Une situation précaire
Avec ce nouveau modèle, disponible lui aussi en break et en Service, les ventes repartent à la hausse avec 107 339 unités vendues en 1973, mais il s’agit d’un feu de paille. La crise pétrolière rend l’Ami Super moins intéressante avec une puissance fiscale de 6 CV et une consommation de 9,3 litres au 100 contre 6,4 à l’Ami 8, sans même parler du surcoût à l’achat. Citroën n’a en outre plus les moyens de soutenir en communication son modèle, la quasi-faillite approchant. En 1974, Michelin, après avoir tenté un rapprochement avec Fiat refusé par le gouvernement français, cède sa filiale automobile à Peugeot. Ce rachat n’entraîne pour l’heure aucune modification dans la gamme Ami toujours composée de la 8 et de la Super, mais les ventes plongent : 74 556 en 1974, 63 695 en 1975. Pire : l’Ami Super qui devait relancer la gamme devient anecdotique, peinant à trouver le moindre client. Pragmatique, le nouveau propriétaire décide de supprimer le modèle en 1976, d’autant qu’il vient de lancer la petite Citroën LN qui profite de sa plate-forme de 104 pour ne rien coûter à la marque en développement. Dans la foulée, le projet VD est lancé sur les cendres du projet Y pour remplacer l’Ami 8 dont les jours sont désormais comptés.
Remplacée par la Visa
Le couperet tombe en 1978, lorsque la Visa est présentée au public. Cette année-là, seuls 18 157 exemplaires (essentiellement des breaks) sont sortis des chaînes, autant dire peanuts.
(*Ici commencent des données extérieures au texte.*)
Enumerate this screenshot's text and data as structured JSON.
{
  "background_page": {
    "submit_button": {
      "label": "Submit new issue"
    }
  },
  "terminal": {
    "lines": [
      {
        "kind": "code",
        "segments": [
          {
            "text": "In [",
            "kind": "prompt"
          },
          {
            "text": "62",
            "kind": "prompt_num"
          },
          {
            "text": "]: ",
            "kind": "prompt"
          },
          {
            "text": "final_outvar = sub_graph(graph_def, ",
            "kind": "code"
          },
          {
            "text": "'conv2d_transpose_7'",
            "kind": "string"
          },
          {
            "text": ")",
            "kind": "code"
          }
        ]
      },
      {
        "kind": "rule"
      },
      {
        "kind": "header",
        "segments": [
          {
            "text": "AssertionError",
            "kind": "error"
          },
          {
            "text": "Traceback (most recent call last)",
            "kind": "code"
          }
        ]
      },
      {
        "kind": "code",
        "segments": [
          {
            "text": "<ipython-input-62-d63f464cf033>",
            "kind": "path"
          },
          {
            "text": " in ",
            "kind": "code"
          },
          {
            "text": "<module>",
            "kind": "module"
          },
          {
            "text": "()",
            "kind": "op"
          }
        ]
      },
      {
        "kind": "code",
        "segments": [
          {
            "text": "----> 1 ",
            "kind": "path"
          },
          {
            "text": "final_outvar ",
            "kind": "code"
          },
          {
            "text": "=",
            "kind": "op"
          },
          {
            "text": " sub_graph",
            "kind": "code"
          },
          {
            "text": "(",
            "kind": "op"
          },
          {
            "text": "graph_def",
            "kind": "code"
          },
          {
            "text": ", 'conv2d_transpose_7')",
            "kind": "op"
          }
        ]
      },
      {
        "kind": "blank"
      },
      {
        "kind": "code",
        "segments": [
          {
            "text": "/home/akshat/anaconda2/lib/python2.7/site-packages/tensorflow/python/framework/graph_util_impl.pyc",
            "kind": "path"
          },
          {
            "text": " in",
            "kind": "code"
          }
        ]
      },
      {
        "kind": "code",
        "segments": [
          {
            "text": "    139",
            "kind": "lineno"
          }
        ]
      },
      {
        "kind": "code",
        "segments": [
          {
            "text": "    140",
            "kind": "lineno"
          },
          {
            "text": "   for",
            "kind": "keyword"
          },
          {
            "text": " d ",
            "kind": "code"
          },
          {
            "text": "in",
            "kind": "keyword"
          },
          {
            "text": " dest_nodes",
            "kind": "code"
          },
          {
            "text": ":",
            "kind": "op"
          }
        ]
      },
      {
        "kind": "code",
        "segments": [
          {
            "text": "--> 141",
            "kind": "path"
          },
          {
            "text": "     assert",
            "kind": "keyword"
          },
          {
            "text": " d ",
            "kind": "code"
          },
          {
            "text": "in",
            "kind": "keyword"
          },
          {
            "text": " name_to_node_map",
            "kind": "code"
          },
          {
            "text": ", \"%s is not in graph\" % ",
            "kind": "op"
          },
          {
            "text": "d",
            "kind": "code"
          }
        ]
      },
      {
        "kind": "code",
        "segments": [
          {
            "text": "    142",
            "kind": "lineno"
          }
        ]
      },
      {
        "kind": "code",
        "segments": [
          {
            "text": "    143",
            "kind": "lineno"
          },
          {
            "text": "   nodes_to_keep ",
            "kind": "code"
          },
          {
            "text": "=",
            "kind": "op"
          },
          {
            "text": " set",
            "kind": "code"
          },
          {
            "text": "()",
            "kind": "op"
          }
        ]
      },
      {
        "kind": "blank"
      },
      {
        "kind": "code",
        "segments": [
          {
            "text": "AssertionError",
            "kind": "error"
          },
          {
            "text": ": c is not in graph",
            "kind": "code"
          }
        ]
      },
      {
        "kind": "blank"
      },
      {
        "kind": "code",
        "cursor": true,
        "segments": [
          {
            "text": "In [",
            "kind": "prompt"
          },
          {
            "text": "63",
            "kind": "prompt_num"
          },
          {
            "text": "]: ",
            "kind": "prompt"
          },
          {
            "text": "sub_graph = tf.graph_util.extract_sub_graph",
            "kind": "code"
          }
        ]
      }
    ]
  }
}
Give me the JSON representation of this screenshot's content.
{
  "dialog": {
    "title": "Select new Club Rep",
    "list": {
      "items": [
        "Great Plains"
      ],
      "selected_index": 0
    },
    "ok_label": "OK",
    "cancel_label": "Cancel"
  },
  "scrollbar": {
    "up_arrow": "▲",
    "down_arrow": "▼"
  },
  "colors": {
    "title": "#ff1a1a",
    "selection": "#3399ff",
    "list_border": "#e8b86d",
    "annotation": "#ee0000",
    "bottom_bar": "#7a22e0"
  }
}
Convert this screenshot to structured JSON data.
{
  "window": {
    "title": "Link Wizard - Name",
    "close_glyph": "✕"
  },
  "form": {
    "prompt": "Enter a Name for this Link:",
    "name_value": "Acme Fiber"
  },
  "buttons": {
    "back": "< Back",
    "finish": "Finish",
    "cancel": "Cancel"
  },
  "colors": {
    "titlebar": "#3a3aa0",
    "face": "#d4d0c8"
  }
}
Quelques modèles (break mais aussi Service) seront produits en 1979 mais c’en est bel et bien terminé de l’Ami 8 qui, malgré le contexte défavorable, ne s’en sera pas trop mal tirée sans arriver cependant à atteindre le score de l’Ami 6. Elle aura su séduire une clientèle fidèle, attachée à la 2CV mais désireuse de monter en gamme et qui n’aurait sans doute jamais franchi la porte d’une concession Peugeot ou même Renault.
Un commentaire
L’Ami 8 ne fut jamais montée en Belgique à Forest, contrairement à l’Ami 6.
Par contre, elle fut assemblée par Citroën Argentina dans son usine de Buenos Aires, dans une unique version break avec 48.855 ex. produits.